David Ebner, Staff Writer
Every fall the billboards and television commercials urging you to get a flu shot start appearing. Many people have reservations about the flu vaccine. However, the statistics strongly support the flu vaccination over trying to tough it out, especially for the elderly. The CDC estimates that in people over 50, there is a 77 percent reduction in hospitalization for flu symptoms when vaccinated.

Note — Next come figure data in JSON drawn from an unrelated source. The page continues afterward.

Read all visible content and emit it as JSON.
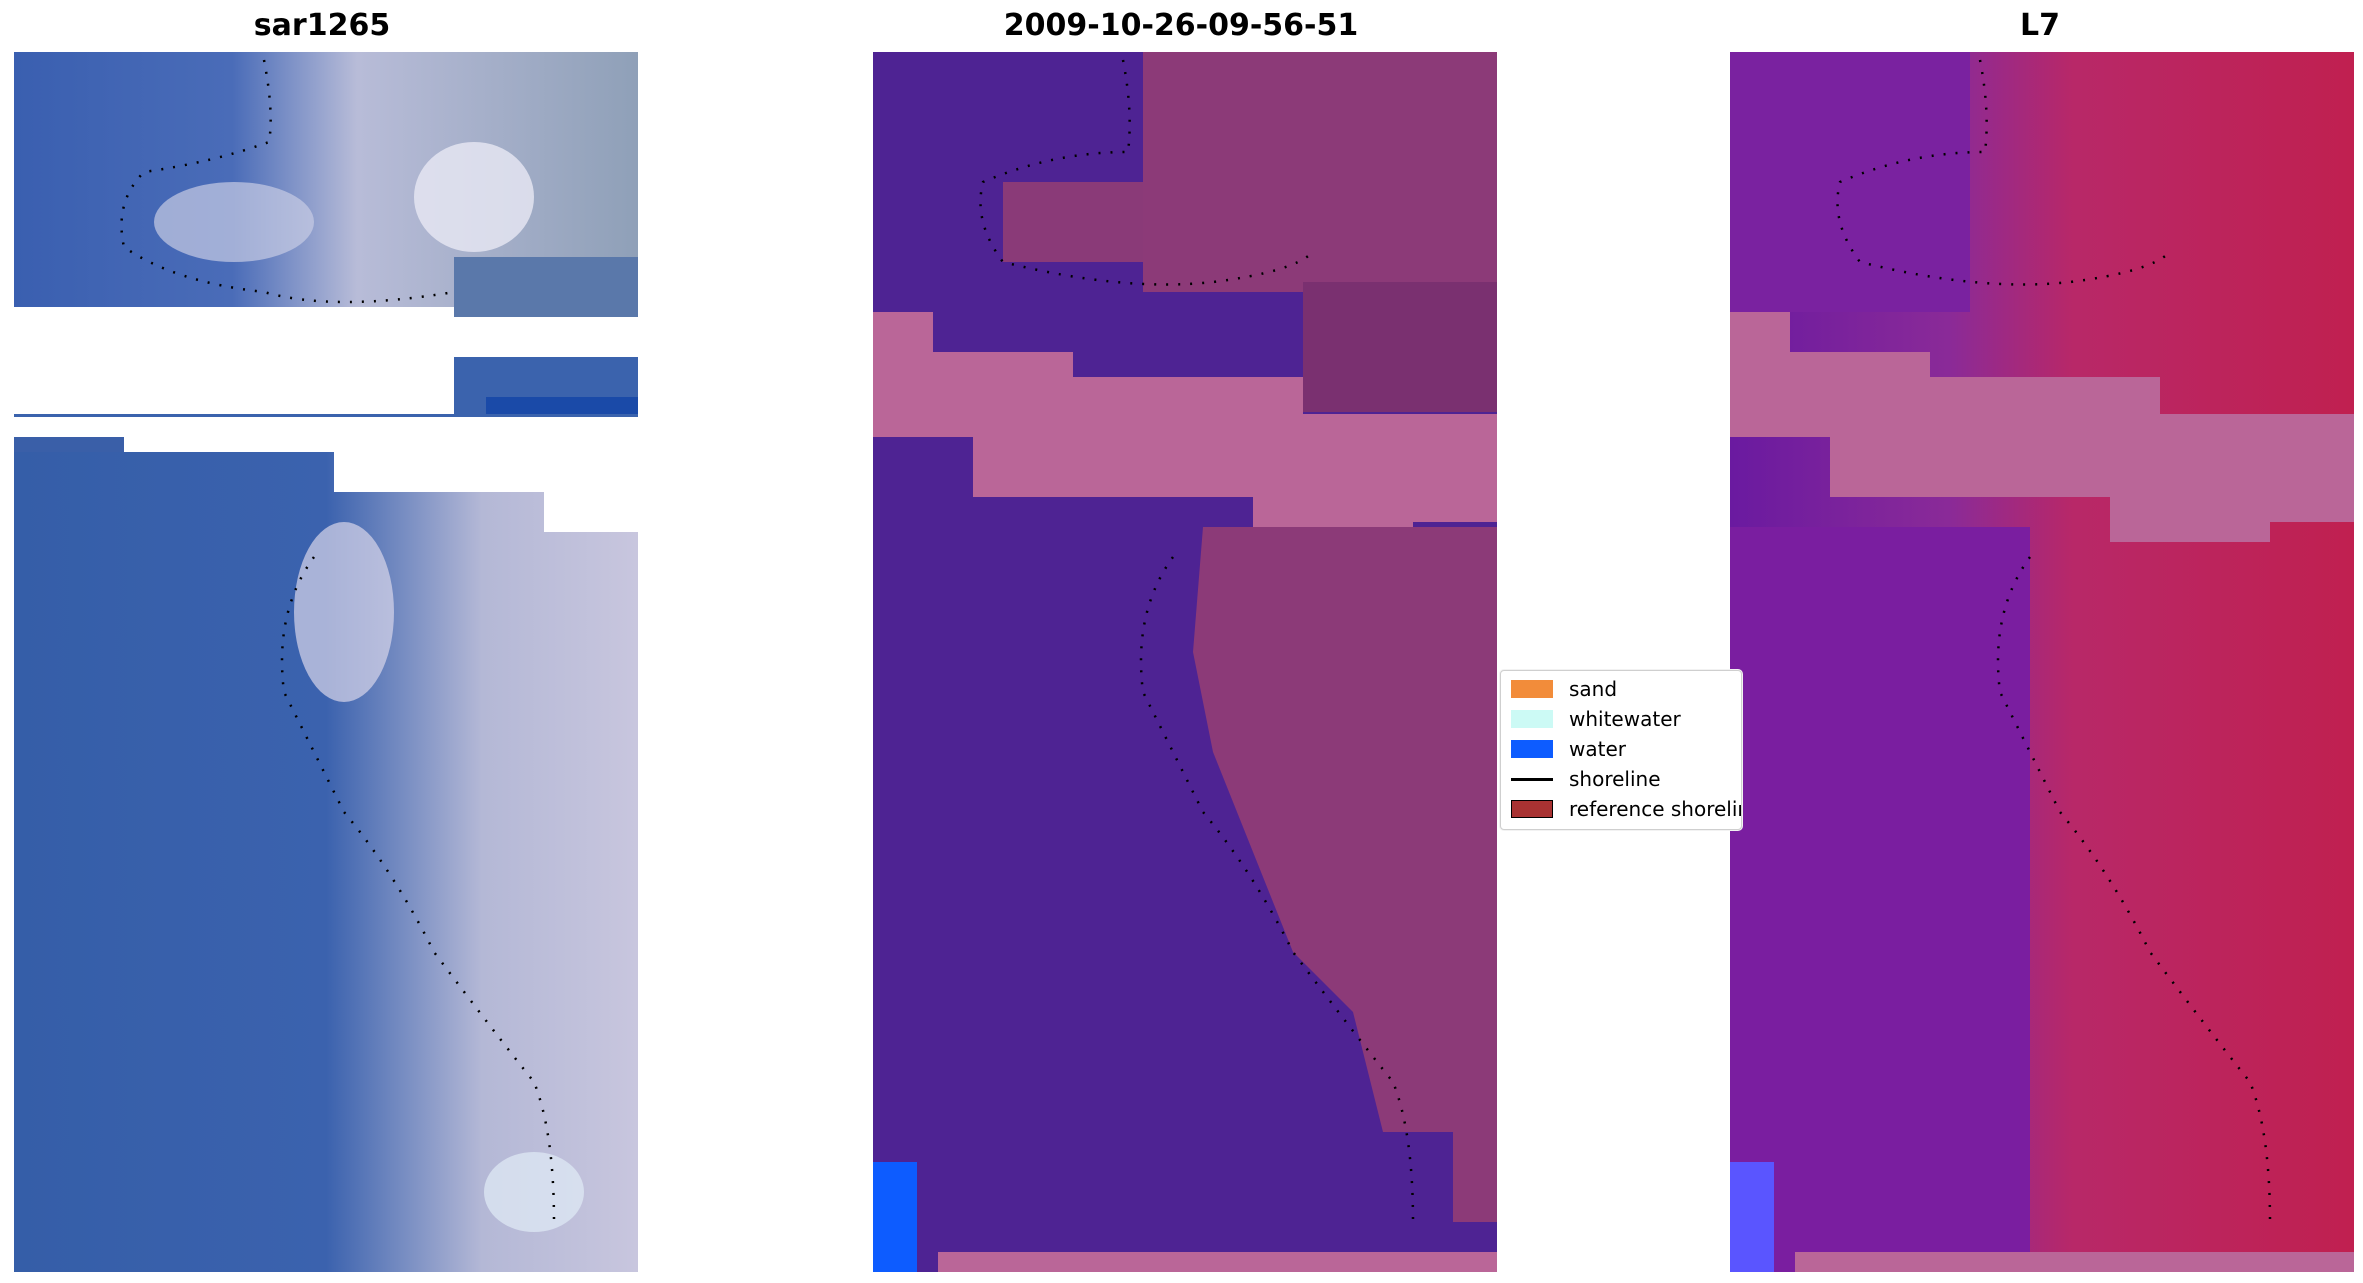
{
  "panels": [
    {
      "title": "sar1265"
    },
    {
      "title": "2009-10-26-09-56-51"
    },
    {
      "title": "L7"
    }
  ],
  "legend": {
    "items": [
      {
        "label": "sand",
        "color": "#f28c3a",
        "kind": "patch"
      },
      {
        "label": "whitewater",
        "color": "#ccfaf5",
        "kind": "patch"
      },
      {
        "label": "water",
        "color": "#0d5cff",
        "kind": "patch"
      },
      {
        "label": "shoreline",
        "color": "#000000",
        "kind": "line"
      },
      {
        "label": "reference shoreline",
        "color": "#a83232",
        "kind": "patch"
      }
    ]
  },
  "colors": {
    "rgb_water": "#3a62b0",
    "rgb_surf": "#c8c8e0",
    "class_water": "#4e2393",
    "class_land": "#8c3a78",
    "nodata_pink": "#ba6698",
    "ndwi_water": "#6a1aa0",
    "ndwi_land": "#c0285a"
  }
}
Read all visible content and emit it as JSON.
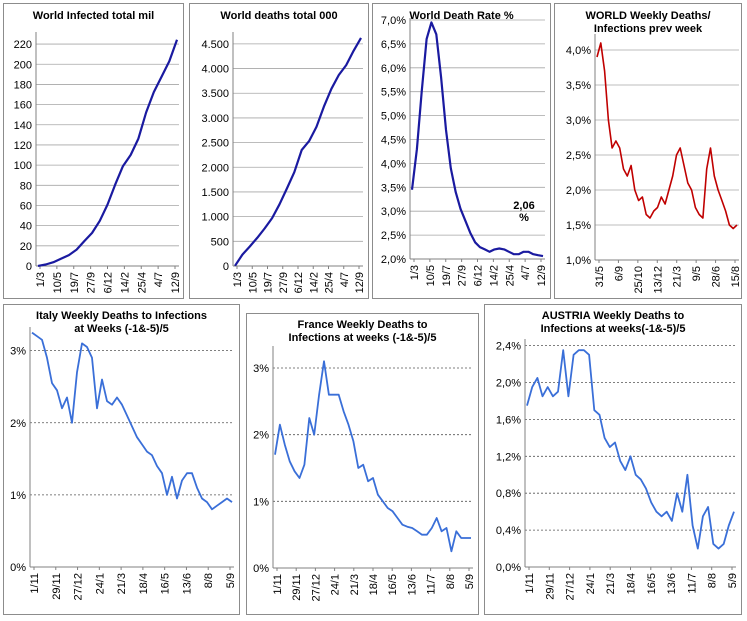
{
  "charts": [
    {
      "id": "world-infected",
      "chart_data": {
        "type": "line",
        "title": "World Infected total  mil",
        "xlabel": "",
        "ylabel": "",
        "ylim": [
          0,
          230
        ],
        "y_ticks": [
          0,
          20,
          40,
          60,
          80,
          100,
          120,
          140,
          160,
          180,
          200,
          220
        ],
        "y_tick_labels": [
          "0",
          "20",
          "40",
          "60",
          "80",
          "100",
          "120",
          "140",
          "160",
          "180",
          "200",
          "220"
        ],
        "x_tick_labels": [
          "1/3",
          "10/5",
          "19/7",
          "27/9",
          "6/12",
          "14/2",
          "25/4",
          "4/7",
          "12/9"
        ],
        "grid": true,
        "series": [
          {
            "values": [
              0.1,
              1.5,
              3.8,
              7.3,
              10.8,
              16.3,
              24.7,
              32.8,
              44.8,
              60.9,
              80.7,
              98.9,
              110.1,
              126.3,
              152.2,
              172.4,
              187.8,
              202.9,
              224.3
            ],
            "color": "#1a1aa0"
          }
        ]
      }
    },
    {
      "id": "world-deaths",
      "chart_data": {
        "type": "line",
        "title": "World deaths total 000",
        "xlabel": "",
        "ylabel": "",
        "ylim": [
          0,
          4700
        ],
        "y_ticks": [
          0,
          500,
          1000,
          1500,
          2000,
          2500,
          3000,
          3500,
          4000,
          4500
        ],
        "y_tick_labels": [
          "0",
          "500",
          "1.000",
          "1.500",
          "2.000",
          "2.500",
          "3.000",
          "3.500",
          "4.000",
          "4.500"
        ],
        "x_tick_labels": [
          "1/3",
          "10/5",
          "19/7",
          "27/9",
          "6/12",
          "14/2",
          "25/4",
          "4/7",
          "12/9"
        ],
        "grid": true,
        "series": [
          {
            "values": [
              5,
              230,
              395,
              570,
              760,
              970,
              1250,
              1570,
              1900,
              2350,
              2530,
              2820,
              3230,
              3590,
              3870,
              4070,
              4360,
              4620
            ],
            "color": "#1a1aa0"
          }
        ]
      }
    },
    {
      "id": "world-death-rate",
      "chart_data": {
        "type": "line",
        "title": "World Death Rate %",
        "xlabel": "",
        "ylabel": "",
        "ylim": [
          2.0,
          7.0
        ],
        "y_ticks": [
          2.0,
          2.5,
          3.0,
          3.5,
          4.0,
          4.5,
          5.0,
          5.5,
          6.0,
          6.5,
          7.0
        ],
        "y_tick_labels": [
          "2,0%",
          "2,5%",
          "3,0%",
          "3,5%",
          "4,0%",
          "4,5%",
          "5,0%",
          "5,5%",
          "6,0%",
          "6,5%",
          "7,0%"
        ],
        "x_tick_labels": [
          "1/3",
          "10/5",
          "19/7",
          "27/9",
          "6/12",
          "14/2",
          "25/4",
          "4/7",
          "12/9"
        ],
        "grid": true,
        "annotation": "2,06\n%",
        "series": [
          {
            "values": [
              3.45,
              4.3,
              5.5,
              6.6,
              6.95,
              6.7,
              5.8,
              4.7,
              3.9,
              3.4,
              3.05,
              2.8,
              2.55,
              2.35,
              2.25,
              2.2,
              2.15,
              2.2,
              2.22,
              2.2,
              2.15,
              2.1,
              2.1,
              2.15,
              2.15,
              2.1,
              2.08,
              2.06
            ],
            "color": "#1a1aa0"
          }
        ]
      }
    },
    {
      "id": "world-weekly",
      "chart_data": {
        "type": "line",
        "title": "WORLD Weekly  Deaths/\nInfections prev week",
        "xlabel": "",
        "ylabel": "",
        "ylim": [
          1.0,
          4.2
        ],
        "y_ticks": [
          1.0,
          1.5,
          2.0,
          2.5,
          3.0,
          3.5,
          4.0
        ],
        "y_tick_labels": [
          "1,0%",
          "1,5%",
          "2,0%",
          "2,5%",
          "3,0%",
          "3,5%",
          "4,0%"
        ],
        "x_tick_labels": [
          "31/5",
          "6/9",
          "25/10",
          "13/12",
          "21/3",
          "9/5",
          "28/6",
          "15/8"
        ],
        "grid": true,
        "series": [
          {
            "values": [
              3.9,
              4.1,
              3.7,
              3.0,
              2.6,
              2.7,
              2.6,
              2.3,
              2.2,
              2.35,
              2.0,
              1.85,
              1.9,
              1.65,
              1.6,
              1.7,
              1.75,
              1.9,
              1.8,
              2.0,
              2.2,
              2.5,
              2.6,
              2.35,
              2.1,
              2.0,
              1.75,
              1.65,
              1.6,
              2.3,
              2.6,
              2.2,
              2.0,
              1.85,
              1.7,
              1.5,
              1.45,
              1.5
            ],
            "color": "#c00000"
          }
        ]
      }
    },
    {
      "id": "italy",
      "chart_data": {
        "type": "line",
        "title": "Italy Weekly Deaths to Infections\nat Weeks (-1&-5)/5",
        "xlabel": "",
        "ylabel": "",
        "ylim": [
          0,
          3.3
        ],
        "y_ticks": [
          0,
          1,
          2,
          3
        ],
        "y_tick_labels": [
          "0%",
          "1%",
          "2%",
          "3%"
        ],
        "x_tick_labels": [
          "1/11",
          "29/11",
          "27/12",
          "24/1",
          "21/3",
          "18/4",
          "16/5",
          "13/6",
          "8/8",
          "5/9"
        ],
        "grid": true,
        "series": [
          {
            "values": [
              3.25,
              3.2,
              3.15,
              2.9,
              2.55,
              2.45,
              2.2,
              2.35,
              2.0,
              2.7,
              3.1,
              3.05,
              2.9,
              2.2,
              2.6,
              2.3,
              2.25,
              2.35,
              2.25,
              2.1,
              1.95,
              1.8,
              1.7,
              1.6,
              1.55,
              1.4,
              1.3,
              1.0,
              1.25,
              0.95,
              1.2,
              1.3,
              1.3,
              1.1,
              0.95,
              0.9,
              0.8,
              0.85,
              0.9,
              0.95,
              0.9
            ],
            "color": "#3a6fd8"
          }
        ]
      }
    },
    {
      "id": "france",
      "chart_data": {
        "type": "line",
        "title": "France Weekly Deaths to\nInfections at weeks (-1&-5)/5",
        "xlabel": "",
        "ylabel": "",
        "ylim": [
          0,
          3.3
        ],
        "y_ticks": [
          0,
          1,
          2,
          3
        ],
        "y_tick_labels": [
          "0%",
          "1%",
          "2%",
          "3%"
        ],
        "x_tick_labels": [
          "1/11",
          "29/11",
          "27/12",
          "24/1",
          "21/3",
          "18/4",
          "16/5",
          "13/6",
          "11/7",
          "8/8",
          "5/9"
        ],
        "grid": true,
        "series": [
          {
            "values": [
              1.7,
              2.15,
              1.85,
              1.6,
              1.45,
              1.35,
              1.55,
              2.25,
              2.0,
              2.6,
              3.1,
              2.6,
              2.6,
              2.6,
              2.35,
              2.15,
              1.9,
              1.5,
              1.55,
              1.3,
              1.35,
              1.1,
              1.0,
              0.9,
              0.85,
              0.75,
              0.65,
              0.62,
              0.6,
              0.55,
              0.5,
              0.5,
              0.6,
              0.75,
              0.55,
              0.6,
              0.25,
              0.55,
              0.45,
              0.45,
              0.45
            ],
            "color": "#3a6fd8"
          }
        ]
      }
    },
    {
      "id": "austria",
      "chart_data": {
        "type": "line",
        "title": "AUSTRIA Weekly Deaths to\nInfections at weeks(-1&-5)/5",
        "xlabel": "",
        "ylabel": "",
        "ylim": [
          0,
          2.45
        ],
        "y_ticks": [
          0,
          0.4,
          0.8,
          1.2,
          1.6,
          2.0,
          2.4
        ],
        "y_tick_labels": [
          "0,0%",
          "0,4%",
          "0,8%",
          "1,2%",
          "1,6%",
          "2,0%",
          "2,4%"
        ],
        "x_tick_labels": [
          "1/11",
          "29/11",
          "27/12",
          "24/1",
          "21/3",
          "18/4",
          "16/5",
          "13/6",
          "11/7",
          "8/8",
          "5/9"
        ],
        "grid": true,
        "series": [
          {
            "values": [
              1.75,
              1.95,
              2.05,
              1.85,
              1.95,
              1.85,
              1.9,
              2.35,
              1.85,
              2.3,
              2.35,
              2.35,
              2.3,
              1.7,
              1.65,
              1.4,
              1.3,
              1.35,
              1.15,
              1.05,
              1.2,
              1.0,
              0.95,
              0.85,
              0.7,
              0.6,
              0.55,
              0.6,
              0.5,
              0.8,
              0.6,
              1.0,
              0.45,
              0.2,
              0.55,
              0.65,
              0.25,
              0.2,
              0.25,
              0.45,
              0.6
            ],
            "color": "#3a6fd8"
          }
        ]
      }
    }
  ]
}
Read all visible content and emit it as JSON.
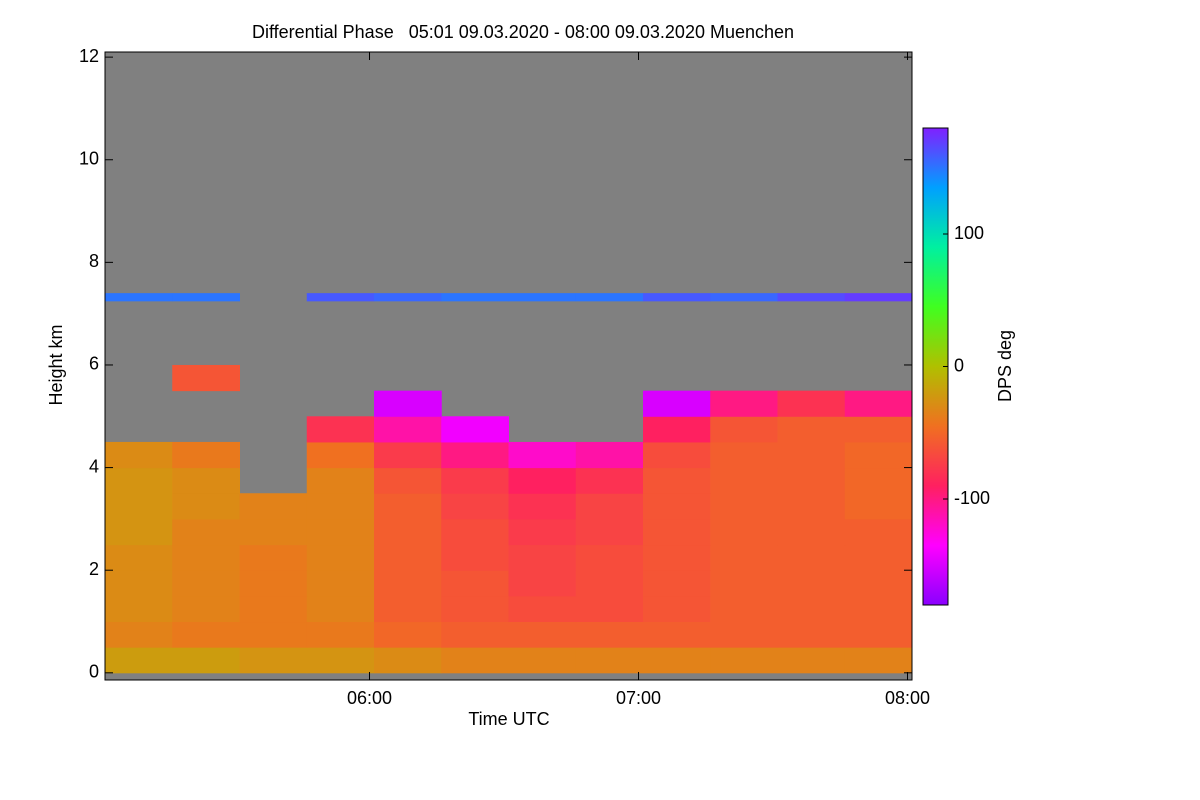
{
  "chart_data": {
    "type": "heatmap",
    "title": "Differential Phase   05:01 09.03.2020 - 08:00 09.03.2020 Muenchen",
    "xlabel": "Time UTC",
    "ylabel": "Height km",
    "colorbar_label": "DPS deg",
    "xlim": [
      301,
      481
    ],
    "ylim": [
      -0.14,
      12.1
    ],
    "xticks": [
      {
        "value": 360,
        "label": "06:00"
      },
      {
        "value": 420,
        "label": "07:00"
      },
      {
        "value": 480,
        "label": "08:00"
      }
    ],
    "yticks": [
      0,
      2,
      4,
      6,
      8,
      10,
      12
    ],
    "clim": [
      -180,
      180
    ],
    "cticks": [
      -100,
      0,
      100
    ],
    "colormap": [
      "#8a00ff",
      "#ff00ff",
      "#ff2060",
      "#f07020",
      "#b0c000",
      "#40ff20",
      "#00f0a0",
      "#00a0ff",
      "#8020ff"
    ],
    "background": "#808080",
    "x_edges": [
      301,
      316,
      331,
      346,
      361,
      376,
      391,
      406,
      421,
      436,
      451,
      466,
      481
    ],
    "y_edges": [
      0,
      0.5,
      1,
      1.5,
      2,
      2.5,
      3,
      3.5,
      4,
      4.5,
      5,
      5.5,
      6,
      7.25,
      7.4
    ],
    "values": [
      [
        -20,
        -20,
        -25,
        -25,
        -30,
        -35,
        -35,
        -35,
        -35,
        -35,
        -35,
        -35
      ],
      [
        -35,
        -40,
        -40,
        -40,
        -50,
        -55,
        -55,
        -55,
        -55,
        -55,
        -55,
        -55
      ],
      [
        -30,
        -35,
        -40,
        -35,
        -55,
        -60,
        -65,
        -65,
        -60,
        -55,
        -55,
        -55
      ],
      [
        -30,
        -35,
        -40,
        -35,
        -55,
        -60,
        -70,
        -65,
        -60,
        -55,
        -55,
        -55
      ],
      [
        -30,
        -35,
        -40,
        -35,
        -55,
        -65,
        -70,
        -65,
        -60,
        -55,
        -55,
        -55
      ],
      [
        -25,
        -35,
        -35,
        -35,
        -55,
        -65,
        -75,
        -70,
        -60,
        -55,
        -55,
        -55
      ],
      [
        -25,
        -30,
        -35,
        -35,
        -55,
        -70,
        -80,
        -70,
        -60,
        -55,
        -55,
        -50
      ],
      [
        -25,
        -30,
        null,
        -35,
        -60,
        -75,
        -90,
        -80,
        -60,
        -55,
        -55,
        -50
      ],
      [
        -30,
        -40,
        null,
        -45,
        -75,
        -100,
        -120,
        -110,
        -65,
        -55,
        -55,
        -50
      ],
      [
        null,
        null,
        null,
        -80,
        -110,
        -140,
        null,
        null,
        -90,
        -60,
        -55,
        -55
      ],
      [
        null,
        null,
        null,
        null,
        -150,
        null,
        null,
        null,
        -150,
        -100,
        -80,
        -100
      ],
      [
        null,
        -60,
        null,
        null,
        null,
        null,
        null,
        null,
        null,
        null,
        null,
        null
      ],
      [
        null,
        null,
        null,
        null,
        null,
        null,
        null,
        null,
        null,
        null,
        null,
        null
      ],
      [
        150,
        150,
        null,
        160,
        155,
        150,
        150,
        150,
        160,
        155,
        165,
        170
      ]
    ]
  }
}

Why not you give yourself the best chance to be healthy? The benefits are even more compelling for those with a lung disease. The coughing, shortness of breath and fatigue that come along with the flu are everyday symptoms of lung disease, and contracting the flu can turn these already harsh symptoms into something fatal. That’s why the CDC, and most pulmonologists, recommends that people with these conditions get the flu shot yearly.
Now patients are asking about other options to protect and improve their lung function. If a shot can vaccinate them from the flu, what can be done about lung disease? New options are emerging, and some have discovered stem cells as the answer. Just like the flu vaccine, stem cell therapy offers the possibility of improving lives through treatment of debilitating conditions.
Stem cells have become a buzzword in the news. However, few people are talking about the adult stem cells that are present in our own bodies. These cells live in blood, bone marrow and fat tissue. They naturally respond to injury or illness, yet since stem cells don’t move quickly, our bodies don’t instantly heal. Stem cell therapy can expedite this natural healing process.
A clinic called the Lung Institute (lunginstitute.com) treats lung diseases with stem cells from the patient’s own body. They extract cells through a minimally invasive procedure, clean them and reintroduce them to the lungs after giving the patient natural growth factors that promote cell replication. This quickens healing by directing the cells toward the diseased area. Although this doesn’t cure the disease, it acts like the annual flu vaccine by slowing further degeneration and bringing a normal life back within reach.
We are in the midst of a fight to eradicate the flu. In the past when the medical field banded together they were able to develop a vaccine. With the medical advancements today the question of whether this can be done for lung disease is forthcoming, and by the looks of it stem cells could play a starring role.